The problem is that, it looks like the system was never intended to serve anyone other than those who control it; and no one can succeed if they put the needs of the have-nots before the whims of the haves, or more accurately, the have-mores.


Otherwise with the enormity of the current developmental challenges facing Nigeria, and the poverty rate which has grown progressively over years, only a leader committed to changing the system to favour the people and serving selflessly deserves to rule. If votes are going to count as promised, the choice is for voters to make  -  by voting right and protecting their votes.


Gabrielle’s Chances in Nigeria
I don’t have much space this week, but I have to write this for reasons that will be obvious presently. Tucson and even the capital of the state, Phoenix, are so remote in global geo-politics that for ease of identification, every location in the state is simply called Arizona. Worse, Tucson is the less popular of the two. So when in 1994 a colleague, Utibe, and I had a four-week US sponsored attachment programme at the Arizona Daily Star in Tucson, we felt we were lost. We were scared when someone whispered during an evening in Washington DC that the place was so remote and uncivilised, there could be cannibals there.


Of course, that was wrong.  Although the modest skyline nearly confirmed my fears as our plane approached the airport, Tucson, wasn’t that bad. With a metropolitan population of over one million, it is home to the University of Arizona which, with the Davis-Monthan Air Force Base, drives its development.

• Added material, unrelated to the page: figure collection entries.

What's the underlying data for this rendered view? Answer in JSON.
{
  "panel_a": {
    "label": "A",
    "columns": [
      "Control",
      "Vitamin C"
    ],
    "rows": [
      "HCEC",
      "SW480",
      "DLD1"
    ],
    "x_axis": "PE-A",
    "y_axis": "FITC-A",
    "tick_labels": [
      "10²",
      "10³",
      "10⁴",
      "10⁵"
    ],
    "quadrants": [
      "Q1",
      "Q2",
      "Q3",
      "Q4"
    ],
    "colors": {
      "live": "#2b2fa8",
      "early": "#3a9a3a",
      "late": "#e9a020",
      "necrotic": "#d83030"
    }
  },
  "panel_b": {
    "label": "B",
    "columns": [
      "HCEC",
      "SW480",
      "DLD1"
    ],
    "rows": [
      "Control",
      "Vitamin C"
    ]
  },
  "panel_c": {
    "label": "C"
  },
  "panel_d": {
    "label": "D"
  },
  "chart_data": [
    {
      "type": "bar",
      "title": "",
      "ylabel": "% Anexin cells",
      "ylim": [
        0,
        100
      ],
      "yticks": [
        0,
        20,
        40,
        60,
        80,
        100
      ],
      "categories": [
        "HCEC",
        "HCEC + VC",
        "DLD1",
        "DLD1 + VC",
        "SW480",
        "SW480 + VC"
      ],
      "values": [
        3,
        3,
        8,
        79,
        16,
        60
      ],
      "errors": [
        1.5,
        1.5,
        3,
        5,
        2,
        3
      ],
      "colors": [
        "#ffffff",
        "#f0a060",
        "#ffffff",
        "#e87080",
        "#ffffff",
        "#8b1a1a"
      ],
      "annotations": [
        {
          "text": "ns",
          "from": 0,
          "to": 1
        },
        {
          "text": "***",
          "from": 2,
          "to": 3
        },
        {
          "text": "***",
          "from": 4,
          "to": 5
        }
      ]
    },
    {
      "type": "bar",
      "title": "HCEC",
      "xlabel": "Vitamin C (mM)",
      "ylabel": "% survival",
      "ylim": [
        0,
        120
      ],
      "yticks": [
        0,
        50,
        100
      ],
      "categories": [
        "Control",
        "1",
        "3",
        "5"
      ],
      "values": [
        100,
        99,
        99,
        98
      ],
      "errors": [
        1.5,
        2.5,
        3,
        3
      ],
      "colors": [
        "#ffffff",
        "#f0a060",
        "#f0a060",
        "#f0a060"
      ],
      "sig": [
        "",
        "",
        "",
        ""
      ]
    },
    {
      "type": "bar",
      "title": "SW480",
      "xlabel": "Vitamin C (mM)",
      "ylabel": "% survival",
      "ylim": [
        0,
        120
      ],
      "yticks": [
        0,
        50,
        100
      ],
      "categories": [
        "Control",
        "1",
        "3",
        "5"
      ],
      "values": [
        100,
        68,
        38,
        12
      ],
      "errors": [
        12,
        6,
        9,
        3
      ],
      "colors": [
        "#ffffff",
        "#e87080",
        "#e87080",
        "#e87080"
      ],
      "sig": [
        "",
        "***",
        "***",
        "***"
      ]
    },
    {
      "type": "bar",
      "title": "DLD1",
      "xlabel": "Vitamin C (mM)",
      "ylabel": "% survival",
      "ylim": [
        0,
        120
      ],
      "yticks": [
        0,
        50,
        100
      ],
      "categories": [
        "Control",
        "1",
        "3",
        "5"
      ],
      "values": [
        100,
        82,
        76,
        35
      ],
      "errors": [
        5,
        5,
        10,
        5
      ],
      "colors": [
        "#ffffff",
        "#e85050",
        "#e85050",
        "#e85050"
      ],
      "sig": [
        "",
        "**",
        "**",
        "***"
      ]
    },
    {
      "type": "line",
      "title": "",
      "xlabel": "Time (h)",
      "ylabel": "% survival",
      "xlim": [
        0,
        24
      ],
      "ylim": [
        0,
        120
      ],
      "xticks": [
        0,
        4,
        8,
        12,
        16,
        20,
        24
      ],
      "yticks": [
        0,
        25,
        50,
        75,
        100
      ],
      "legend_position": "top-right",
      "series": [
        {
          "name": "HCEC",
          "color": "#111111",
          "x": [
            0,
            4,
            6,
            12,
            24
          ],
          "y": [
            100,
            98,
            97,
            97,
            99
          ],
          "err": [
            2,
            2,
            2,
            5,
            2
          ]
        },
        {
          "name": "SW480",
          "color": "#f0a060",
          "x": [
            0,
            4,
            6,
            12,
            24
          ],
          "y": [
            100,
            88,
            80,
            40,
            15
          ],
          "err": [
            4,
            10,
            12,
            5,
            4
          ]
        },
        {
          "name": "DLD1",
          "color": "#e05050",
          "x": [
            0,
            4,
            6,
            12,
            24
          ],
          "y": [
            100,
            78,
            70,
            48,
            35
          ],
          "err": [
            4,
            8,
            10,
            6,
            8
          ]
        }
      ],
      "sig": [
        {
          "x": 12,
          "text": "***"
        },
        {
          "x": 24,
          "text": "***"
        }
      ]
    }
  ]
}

In spite of that, the city was too laid back by US standards. That was the city in which U.S. Representative Gabrielle Giffords was shot through the head at point-blank range on January 8, 2011. I was watching TV when the news broke and I watched every bit of it.


Gabrielle was having a meeting with her constituents when the suspect, a 22-year-old, Jared Lee Loughner, shot her at that close range and proceeded to shoot 18 others, six of them fatally: (A hard lesson for those who incite political violence).


Medical evacuation was almost prompt but initial reports were that Gabrielle had died. In fact when one part of me said she may not have died, I wondered where in Tucson someone shot at close range in the head could be saved. I thought about Phoenix, but I feared it was way too far, 188 kilometres away. It appeared I was only thinking with my Nigeria experience – all serious medical cases must be flown out of the country.


Gabrielle was flown to the University Medical Centre in Tucson, a few minutes away, and she is being treated there. Within 38 minutes, she was put into a chemically-induced coma and underwent emergency surgery where skull bone fragments and a small amount of necrotic brain tissue was extracted by doctors. Part of her skull was removed to prevent further brain damage caused by swelling.


On January 12, President Barack Obama visited Gabrielle at the medical centre and publicly stated in an evening memorial ceremony that she had "opened her eyes for the first time" that day. By last Sunday, she was breathing on her own.


All that is happening in Tucson, which is not even a state capital! Of course, medicare is more advanced in the US, but pray, could the lawmaker have survived in Abuja or Lagos? With all the oil money, it still baffles me why we still don’t have a modern, best-in-class hospital or two in the country. Of course, I am sure to get the defence mechanism that the US is over 200 hundred years old as a nation, but for goodness sake, wheels are not invented anymore. After all Globacom is a Nigerian company in Nigeria. Facilities already abound for accelerated development if we truly need them. We don’t have to manufacture the facilities used to save Gabrielle. They are available in the market.


Now look at this: a Nigerian president is seriously ill, he goes to Saudi Arabia for treatment, only to return worse off. Last November, Saudi King Abdullah was ill and guess where he was treated. The 85-year-old Sultan successfully underwent back surgery at New York Presbyterian Hospital. He underwent surgery at the same hospital in New York in February 2009 for an undisclosed illness and spent nearly a year abroad.